Ces entreprises dictent les règles de leurs boutiques, et restreignent déjà certains types d’applis et de contenus (la pornographie, par exemple, est interdite sur l’App Store, tout comme les applications conçues principalement pour diffuser des publicités). 

Elles pourraient en faire plus. Forcer les concepteurs de logiciels à facturer un prix raisonnable pour leurs fonctionnalités limiterait par exemple les arnaques les plus évidentes. Un tel procédé ne serait pas parfait, puisqu’il serait sujet à interprétation, mais les évaluateurs qui acceptent ou non les logiciels doivent déjà utiliser leur jugement pour appliquer certaines règles des boutiques.

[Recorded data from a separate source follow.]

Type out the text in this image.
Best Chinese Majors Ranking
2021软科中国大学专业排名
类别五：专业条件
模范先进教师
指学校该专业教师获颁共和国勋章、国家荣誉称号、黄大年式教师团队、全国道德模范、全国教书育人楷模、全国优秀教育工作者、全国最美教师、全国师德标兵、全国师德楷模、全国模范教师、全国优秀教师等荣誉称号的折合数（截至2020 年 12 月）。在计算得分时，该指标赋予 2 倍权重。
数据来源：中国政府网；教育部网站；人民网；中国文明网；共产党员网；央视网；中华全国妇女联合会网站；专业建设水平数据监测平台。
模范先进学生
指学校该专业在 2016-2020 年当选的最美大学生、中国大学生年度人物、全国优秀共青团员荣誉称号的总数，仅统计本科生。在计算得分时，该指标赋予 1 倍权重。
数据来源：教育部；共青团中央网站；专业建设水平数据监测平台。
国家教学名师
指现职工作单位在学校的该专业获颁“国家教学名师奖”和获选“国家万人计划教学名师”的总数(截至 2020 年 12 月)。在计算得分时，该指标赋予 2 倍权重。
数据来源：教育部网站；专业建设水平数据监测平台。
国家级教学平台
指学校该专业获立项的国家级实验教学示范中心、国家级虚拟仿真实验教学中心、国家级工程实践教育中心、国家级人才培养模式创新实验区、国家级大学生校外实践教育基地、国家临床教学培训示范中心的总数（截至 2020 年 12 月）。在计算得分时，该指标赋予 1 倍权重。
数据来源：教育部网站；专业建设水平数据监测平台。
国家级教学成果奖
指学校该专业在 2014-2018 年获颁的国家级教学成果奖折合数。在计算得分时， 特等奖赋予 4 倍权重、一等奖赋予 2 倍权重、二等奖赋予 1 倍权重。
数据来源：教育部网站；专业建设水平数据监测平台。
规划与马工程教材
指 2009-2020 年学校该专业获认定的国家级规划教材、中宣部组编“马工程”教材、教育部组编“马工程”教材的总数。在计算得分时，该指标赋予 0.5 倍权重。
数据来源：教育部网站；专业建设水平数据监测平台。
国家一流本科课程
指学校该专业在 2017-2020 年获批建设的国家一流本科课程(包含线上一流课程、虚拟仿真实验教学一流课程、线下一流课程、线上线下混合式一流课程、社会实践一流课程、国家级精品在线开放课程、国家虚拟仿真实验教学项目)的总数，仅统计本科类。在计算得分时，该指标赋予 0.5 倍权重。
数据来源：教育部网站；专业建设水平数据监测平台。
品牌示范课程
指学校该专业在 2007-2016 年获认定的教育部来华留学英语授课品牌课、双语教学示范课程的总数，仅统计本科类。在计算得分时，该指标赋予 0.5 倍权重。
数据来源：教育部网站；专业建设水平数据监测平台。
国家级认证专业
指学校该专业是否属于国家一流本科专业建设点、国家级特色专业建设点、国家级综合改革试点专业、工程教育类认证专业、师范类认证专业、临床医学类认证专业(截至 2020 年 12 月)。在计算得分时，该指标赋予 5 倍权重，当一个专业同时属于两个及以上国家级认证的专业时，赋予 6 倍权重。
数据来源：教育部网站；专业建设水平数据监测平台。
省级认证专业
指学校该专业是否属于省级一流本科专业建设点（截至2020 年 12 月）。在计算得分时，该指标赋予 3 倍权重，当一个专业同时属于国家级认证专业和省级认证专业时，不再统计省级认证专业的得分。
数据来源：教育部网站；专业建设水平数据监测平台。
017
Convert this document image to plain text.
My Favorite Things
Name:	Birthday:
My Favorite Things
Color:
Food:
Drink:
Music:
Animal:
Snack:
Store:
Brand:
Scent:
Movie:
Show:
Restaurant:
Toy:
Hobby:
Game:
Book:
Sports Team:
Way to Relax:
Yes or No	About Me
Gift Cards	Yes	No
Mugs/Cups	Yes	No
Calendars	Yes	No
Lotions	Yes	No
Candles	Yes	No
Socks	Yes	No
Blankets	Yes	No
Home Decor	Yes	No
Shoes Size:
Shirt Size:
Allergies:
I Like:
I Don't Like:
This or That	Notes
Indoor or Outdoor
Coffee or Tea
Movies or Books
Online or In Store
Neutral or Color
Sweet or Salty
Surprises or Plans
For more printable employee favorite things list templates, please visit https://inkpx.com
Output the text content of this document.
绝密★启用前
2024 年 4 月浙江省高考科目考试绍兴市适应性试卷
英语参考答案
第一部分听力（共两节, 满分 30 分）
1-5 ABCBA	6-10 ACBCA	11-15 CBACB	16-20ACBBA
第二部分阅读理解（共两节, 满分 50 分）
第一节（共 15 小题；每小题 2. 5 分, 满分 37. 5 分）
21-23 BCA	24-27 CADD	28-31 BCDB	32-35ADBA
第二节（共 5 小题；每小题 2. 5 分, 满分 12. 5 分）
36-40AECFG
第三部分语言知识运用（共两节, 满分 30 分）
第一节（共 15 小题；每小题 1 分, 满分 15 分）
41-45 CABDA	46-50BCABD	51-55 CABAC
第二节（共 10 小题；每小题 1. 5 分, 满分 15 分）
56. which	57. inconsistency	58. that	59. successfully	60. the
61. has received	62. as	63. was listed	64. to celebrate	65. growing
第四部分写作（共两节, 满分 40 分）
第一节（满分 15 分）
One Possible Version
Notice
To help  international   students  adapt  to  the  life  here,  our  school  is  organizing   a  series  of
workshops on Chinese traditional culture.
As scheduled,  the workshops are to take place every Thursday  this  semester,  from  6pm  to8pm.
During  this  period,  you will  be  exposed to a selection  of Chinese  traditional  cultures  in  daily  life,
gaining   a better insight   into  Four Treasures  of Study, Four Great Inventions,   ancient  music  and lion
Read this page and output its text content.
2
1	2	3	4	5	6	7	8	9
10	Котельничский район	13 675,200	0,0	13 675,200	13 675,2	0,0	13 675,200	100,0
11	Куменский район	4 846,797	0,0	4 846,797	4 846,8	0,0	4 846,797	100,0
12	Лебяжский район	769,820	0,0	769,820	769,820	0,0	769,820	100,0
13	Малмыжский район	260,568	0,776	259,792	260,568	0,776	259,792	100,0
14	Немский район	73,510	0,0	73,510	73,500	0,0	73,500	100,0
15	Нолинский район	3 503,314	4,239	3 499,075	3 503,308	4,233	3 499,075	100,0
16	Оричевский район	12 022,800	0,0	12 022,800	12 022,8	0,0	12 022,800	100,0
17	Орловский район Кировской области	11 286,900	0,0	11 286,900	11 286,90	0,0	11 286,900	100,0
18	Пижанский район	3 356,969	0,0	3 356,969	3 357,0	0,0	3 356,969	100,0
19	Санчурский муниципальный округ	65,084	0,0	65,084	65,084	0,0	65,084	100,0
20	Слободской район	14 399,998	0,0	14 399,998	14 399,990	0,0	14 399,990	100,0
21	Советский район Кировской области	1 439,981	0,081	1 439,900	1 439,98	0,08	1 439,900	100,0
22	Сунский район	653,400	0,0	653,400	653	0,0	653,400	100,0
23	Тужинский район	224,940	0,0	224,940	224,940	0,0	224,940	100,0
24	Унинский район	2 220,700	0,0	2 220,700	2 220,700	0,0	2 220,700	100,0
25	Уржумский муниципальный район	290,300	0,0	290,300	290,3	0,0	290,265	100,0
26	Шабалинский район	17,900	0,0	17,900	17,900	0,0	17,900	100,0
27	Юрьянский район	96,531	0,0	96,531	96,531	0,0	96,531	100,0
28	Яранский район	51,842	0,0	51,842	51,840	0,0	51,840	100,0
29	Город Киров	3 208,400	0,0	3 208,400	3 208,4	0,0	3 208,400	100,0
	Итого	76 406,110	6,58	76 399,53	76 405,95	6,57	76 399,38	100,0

Ce sont eux qui déterminent notamment ce qui constitue de la pornographie. Apple et Google pourraient aussi demander le numéro de carte de crédit pour les abonnements après la période d’essai, et non avant, ce qui permettrait aux utilisateurs de prendre une décision en bonne connaissance de cause.

Reste à voir pourquoi de telles mesures n’ont toujours pas été mises en place. Le fait que les boutiques d’applications conservent de 15 % à 30 % de tous les revenus de ces logiciels explique peut-être en partie pourquoi Apple et Google sont si lentes à réagir.